The best hope for congressional opponents of Risk Rating 2.0 appears to be limiting the amount by which FEMA can increase individual premiums in one year. Federal law currently allows increases of up to 18 percent. Bipartisan legislation in the House and Senate would lower that to 9 percent.

But the 9 percent limit is included as one section in broad legislation that would reauthorize and make numerous changes to the National Flood Insurance Program. Congress has tried — and failed — for five years to approve an NFIP overhaul.

“The divides that remain over the core legislation have not been resolved, and it doesn’t look like there’s much progress in resolving them,” said Lehmann, who testified at a Senate Banking, Housing and Urban Affairs Committee hearing in May on the NFIP overhaul. “It does not appear to me there’s any appetite to take up significant changes.”

Menendez of New Jersey is sponsoring the NFIP-overhaul S. 3128, in the Senate. He said his bill ensures insurance premiums “will be affordable” while authorizing additional spending on projects that mitigate flood risk and improve FEMA’s flood maps.
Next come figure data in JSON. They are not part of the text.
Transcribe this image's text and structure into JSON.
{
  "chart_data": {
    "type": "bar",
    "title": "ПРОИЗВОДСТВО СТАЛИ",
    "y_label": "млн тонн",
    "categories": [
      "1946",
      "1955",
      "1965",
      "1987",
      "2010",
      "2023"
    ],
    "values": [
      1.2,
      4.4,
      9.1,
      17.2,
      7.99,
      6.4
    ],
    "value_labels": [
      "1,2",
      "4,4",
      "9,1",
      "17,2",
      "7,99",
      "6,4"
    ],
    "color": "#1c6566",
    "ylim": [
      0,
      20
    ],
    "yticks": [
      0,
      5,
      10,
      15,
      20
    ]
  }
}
Rep. Frank Pallone (D-N.J.) has introduced an identical bill in the House. The bills have co-sponsors from both parties from states on the Atlantic and Gulf coasts. Both bills were introduced in November and have not been taken up by the committees handling them.

“It’s an election year, and in an election year given the agenda before Congress, this doesn’t seem like an easy one to resolve,” said Lehmann, the insurance expert.

Although Risk Rating 2.0 begins tomorrow for people who are renewing their NFIP policies, the program began Oct. 1 for people who bought new policies through the NFIP.

FEMA records show that the number of NFIP policies is roughly the same as it was in September.